KARACHI: After taking notice of what they believe to be copyrights infringement in Adnan Sami’s rendition of Bhar Do Jholi in Bajrangi Bhaijaan, EMI Pakistan has now served a legal notice to various stakeholders involved in the song.

Two other high-profile names to have been issued the notice by the Pakistani record label include the movie’s lead actor, Salman Khan, along with its director Kabir Khan. Others addressed in the notice include T-Series India and Media Concepts Pakistan.

Although EMI Pakistan termed it as a matter of “great pride” that a Pakistani song was being liked and reproduced across the border they termed it as a responsibility to preserve their rights and commercial interests.

“It is equally important for us to preserve our rights and uphold our commercial interests, so as to ensure that deserving artists and the owners of original copyrights get the rightful remuneration for their creation,” stated the notice.

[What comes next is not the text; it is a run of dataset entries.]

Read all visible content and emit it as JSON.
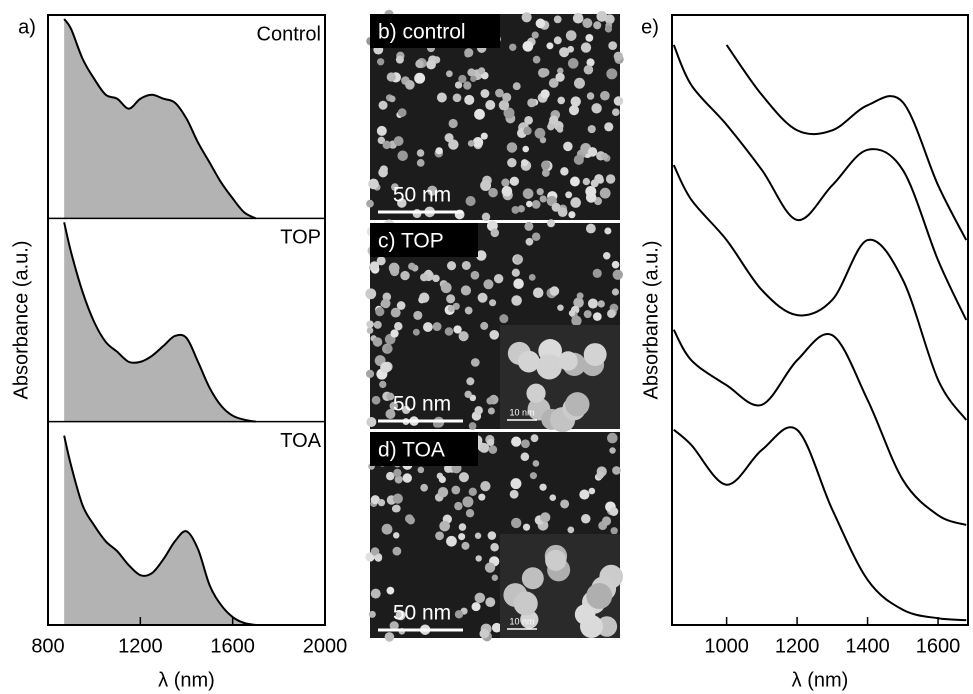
{
  "chart_data": [
    {
      "type": "area",
      "panel_label": "a)",
      "x_label": "λ (nm)",
      "y_label": "Absorbance (a.u.)",
      "xlim": [
        800,
        2000
      ],
      "xticks": [
        800,
        1200,
        1600,
        2000
      ],
      "ylim": [
        0,
        1
      ],
      "x": [
        870,
        900,
        950,
        1000,
        1050,
        1100,
        1150,
        1200,
        1250,
        1300,
        1350,
        1400,
        1450,
        1500,
        1550,
        1600,
        1650,
        1700
      ],
      "series": [
        {
          "name": "Control",
          "color": "#b3b3b3",
          "values": [
            1.0,
            0.95,
            0.8,
            0.7,
            0.62,
            0.6,
            0.55,
            0.6,
            0.62,
            0.6,
            0.58,
            0.5,
            0.38,
            0.28,
            0.18,
            0.1,
            0.03,
            0
          ]
        },
        {
          "name": "TOP",
          "color": "#b3b3b3",
          "values": [
            1.0,
            0.85,
            0.65,
            0.5,
            0.4,
            0.35,
            0.3,
            0.3,
            0.33,
            0.38,
            0.43,
            0.42,
            0.3,
            0.17,
            0.08,
            0.03,
            0.01,
            0
          ]
        },
        {
          "name": "TOA",
          "color": "#b3b3b3",
          "values": [
            0.95,
            0.8,
            0.6,
            0.5,
            0.42,
            0.37,
            0.3,
            0.25,
            0.26,
            0.33,
            0.42,
            0.47,
            0.38,
            0.2,
            0.1,
            0.04,
            0.01,
            0
          ]
        }
      ]
    },
    {
      "type": "line",
      "panel_label": "e)",
      "x_label": "λ (nm)",
      "y_label": "Absorbance (a.u.)",
      "xlim": [
        845,
        1685
      ],
      "xticks": [
        1000,
        1200,
        1400,
        1600
      ],
      "ylim": [
        0,
        10
      ],
      "x": [
        850,
        900,
        1000,
        1100,
        1200,
        1300,
        1400,
        1500,
        1600,
        1680
      ],
      "series": [
        {
          "color": "#000000",
          "values": [
            null,
            null,
            9.51,
            8.69,
            8.11,
            8.11,
            8.52,
            8.57,
            7.21,
            6.31
          ]
        },
        {
          "color": "#000000",
          "values": [
            9.51,
            8.85,
            8.2,
            7.46,
            6.64,
            7.21,
            7.79,
            7.46,
            5.98,
            5.0
          ]
        },
        {
          "color": "#000000",
          "values": [
            7.54,
            6.97,
            6.31,
            5.49,
            5.08,
            5.33,
            6.31,
            5.66,
            4.02,
            3.36
          ]
        },
        {
          "color": "#000000",
          "values": [
            4.84,
            4.34,
            3.93,
            3.61,
            4.34,
            4.75,
            3.69,
            2.38,
            1.8,
            1.64
          ]
        },
        {
          "color": "#000000",
          "values": [
            3.2,
            2.95,
            2.3,
            2.87,
            3.2,
            1.89,
            0.74,
            0.25,
            0.11,
            0.08
          ]
        }
      ]
    }
  ],
  "images": [
    {
      "label": "b) control",
      "scale_bar": "50 nm"
    },
    {
      "label": "c) TOP",
      "scale_bar": "50 nm",
      "inset_scale_bar": "10 nm"
    },
    {
      "label": "d) TOA",
      "scale_bar": "50 nm",
      "inset_scale_bar": "10 nm"
    }
  ]
}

The legal document further stated that their client, EMI Pakistan, had in their  possession the necessary documents which manifest the exclusive legal right.

In an interview earlier conducted by Bollywood Hungama, Adnan Sami Khan had defended the decision of not obtaining the rights to the qawwali considering its iconic status and that it was a very old soundtrack — even drawing parallels with another classic, Dama Dam Mast Qalandar.

When asked about the interview in question, General Manager of EMI Pakistan, Zeeshan Chaudhry shared a screenshot of his comment on the Facebook link to the Adnan Sami Khan interview in which he had criticised the actor for defending his decision of not going through the proper legal channel.

“There is a thing called copyrights and as a courtesy, all concerned stakeholders associated with this project are supposed to, ethically and morally, take permission from the copyright holder.”

He also explained that unlike Bhar Do Jholi which was first performed during the 1970’s, Dama Dam Mast Qalandar is over 200 years old thus placing it in public domain.

Interestingly a copy of the legal notice has also been sent to the Central Board of Film Censors in Pakistan. Although the release of the film in Pakistan is yet to be finalised it may prove to be a major hurdle for its local distributors.